Retrieving the information you have learnt is likewise important. You can test your knowledge by answering questions. Questions you have created yourself or past questions. You can create flashcards or buy some. Quizlet has been helpful for many students also. You can find already done flashcards there.
Spaced practice is essential. Take time to review already studied work.
This is why it's crucial to start studying early in the semester or even before the class.
It is evident getting Straight A's is not exactly an easy task, but it certainly builds discipline, dedication, consistency and hard work in the student. These values will serve you later on in the future. That itself is a plus aside from the many other opportunities it opens you to.
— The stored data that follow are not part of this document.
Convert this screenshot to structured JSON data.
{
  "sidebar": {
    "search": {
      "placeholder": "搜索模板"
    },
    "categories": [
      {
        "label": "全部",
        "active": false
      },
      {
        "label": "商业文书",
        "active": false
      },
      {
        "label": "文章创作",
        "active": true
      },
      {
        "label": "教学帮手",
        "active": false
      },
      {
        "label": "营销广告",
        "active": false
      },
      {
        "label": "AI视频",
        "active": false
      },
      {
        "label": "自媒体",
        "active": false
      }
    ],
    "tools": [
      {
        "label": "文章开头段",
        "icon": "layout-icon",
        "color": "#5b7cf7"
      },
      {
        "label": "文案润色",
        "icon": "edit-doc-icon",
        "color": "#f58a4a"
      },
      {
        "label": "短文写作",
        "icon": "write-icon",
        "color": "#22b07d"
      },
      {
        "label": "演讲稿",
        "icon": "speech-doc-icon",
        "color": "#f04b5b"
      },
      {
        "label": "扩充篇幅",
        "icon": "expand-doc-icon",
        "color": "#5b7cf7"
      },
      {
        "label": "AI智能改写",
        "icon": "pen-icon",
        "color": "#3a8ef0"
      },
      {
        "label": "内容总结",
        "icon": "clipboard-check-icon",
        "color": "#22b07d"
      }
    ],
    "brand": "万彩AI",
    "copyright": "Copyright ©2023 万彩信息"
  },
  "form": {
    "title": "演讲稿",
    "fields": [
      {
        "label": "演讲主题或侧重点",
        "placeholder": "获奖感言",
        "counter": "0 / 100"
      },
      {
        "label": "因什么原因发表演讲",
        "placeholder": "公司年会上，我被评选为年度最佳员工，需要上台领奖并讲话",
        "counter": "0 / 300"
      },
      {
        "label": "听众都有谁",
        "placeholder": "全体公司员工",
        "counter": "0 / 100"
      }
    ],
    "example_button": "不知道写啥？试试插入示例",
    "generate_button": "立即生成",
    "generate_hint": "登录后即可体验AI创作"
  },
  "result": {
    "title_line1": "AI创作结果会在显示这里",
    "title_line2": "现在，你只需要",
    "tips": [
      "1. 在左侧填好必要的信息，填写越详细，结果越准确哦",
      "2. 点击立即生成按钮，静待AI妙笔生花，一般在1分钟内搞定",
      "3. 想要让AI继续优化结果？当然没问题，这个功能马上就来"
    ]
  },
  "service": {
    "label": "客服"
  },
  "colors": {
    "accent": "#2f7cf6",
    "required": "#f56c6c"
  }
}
Having an optimistic mindset is also beneficial. You can achieve what you put your mind to. The efforts you put in pays off handsomely in the long run.
However, don't obsess over getting straight A's. Events might happen beyond your control that could affect your grades in some way. You don't have to sacrifice your physical and mental health for Straight A's. It is achievable with the steps listed above, without costing you good sleep time or mental health.
Academic excellence is beneficial but is not a strong indicator of career excellence. Across industries, the correlation between grades and job performance seems modest in the first year after college and trivial within a handful of years. At Google, for instance, for employees two or three years out of college, their grades have no bearing on their performance. But of course, it must be said that if you get D's, you probably won't end up at Google. More than just getting Straight A's, it is imperative that the knowledge you have gotten can be applied to provide solutions.
Get Straight A's and put the knowledge you get to work. Provide outstanding solutions to problems with your wealth of knowledge. Now, that's what truly distinguishes you.